Estas são, todas e em boa verdade, oportunidades perdidas. Não apenas de um ponto-de-vista financeiro, de negócio, mas também de tirar proveito de um capital cultural que brota na periferia, algo que está por fazer: “O que a Príncipe faz, por exemplo, acontece por puro talento e trabalho das pessoas envolvidas. É muito diferente do que acontece nas grandes capitais”. Exemplos como o de Londres, do Arts Institute e das escolas de jazz, que apoiam de forma continuada o surgimento e a formação de novos artistas, algo que em Portugal se queda nos programadores e na sua capacidade de trabalhar mercados e públicos. “A Príncipe tem extra valor porque não há nenhuma escola por detrás daquilo. Ninguém os ensinou a tocar teclado, ou a usar software de produção.”

Pesa ainda, e na sua opinião, outra factor: “a condição de ser africano é muito mais forte do que a condição de se ter uma ascendência cultural específica”, como se sente na tendência para a criação de novas estirpes de kuduro, tarraxo e funaná, que são prevalentes. Por outro lado, são estas valências que acabam por tornar a miopia das salas de média e grande capacidade, assim como os grandes eventos, mais difíceis de explicar. “No Alive ainda tocaram os De La Soul e os Jurassic 5. É preciso serem muito grandes e, claro, americanos…”

Sobre Bandé-Gamboa, o futuro é tão incerto quanto dos demais projectos que viverão da comunhão de palco e de concertos. A pandemia adiou todos os planos de um projecto que foi pensado, de raiz, para crescer nesse sentido. Contudo, as coisas boas sucedem-se em Horizonte, com um remix de “Pé di bissilon” com cunho da dupla holandesa Detroit Swindle acabado de lançar. Há, ainda, mais duas remisturas a caminho, uma de “Citi Ku Liti” assinada pelo produtor canadiano Poirier, e outra de “Nós tabanka” por Pedro Coquenão aka Batida, com  datas de edição respectivamente apontadas para 11 de Novembro e 9 de Dezembro.
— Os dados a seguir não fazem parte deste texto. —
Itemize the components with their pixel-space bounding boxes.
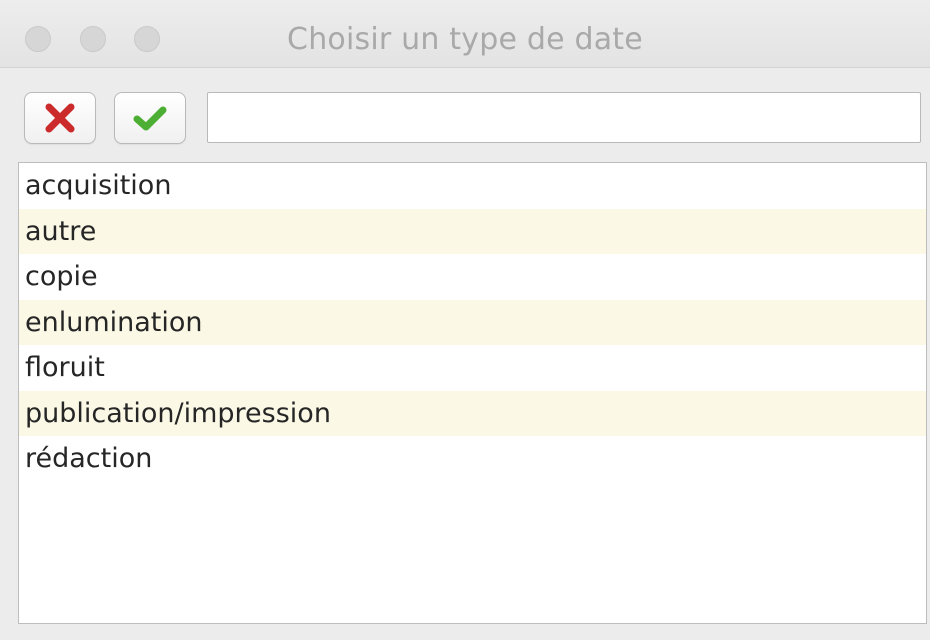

Os olhos ficam postos no Horizonte: “criando este ambiente artisticamente livre e plural aos músicos, conseguimos criar uma espécie de um oásis para conseguir competir a um nível mundial. Nós queremos que esta banda esteja no topo, e que tenha a mesma rodagem que as maiores. Não vale a pena poupar na ambição”, admite Francisco Sousa. Não podíamos concordar mais.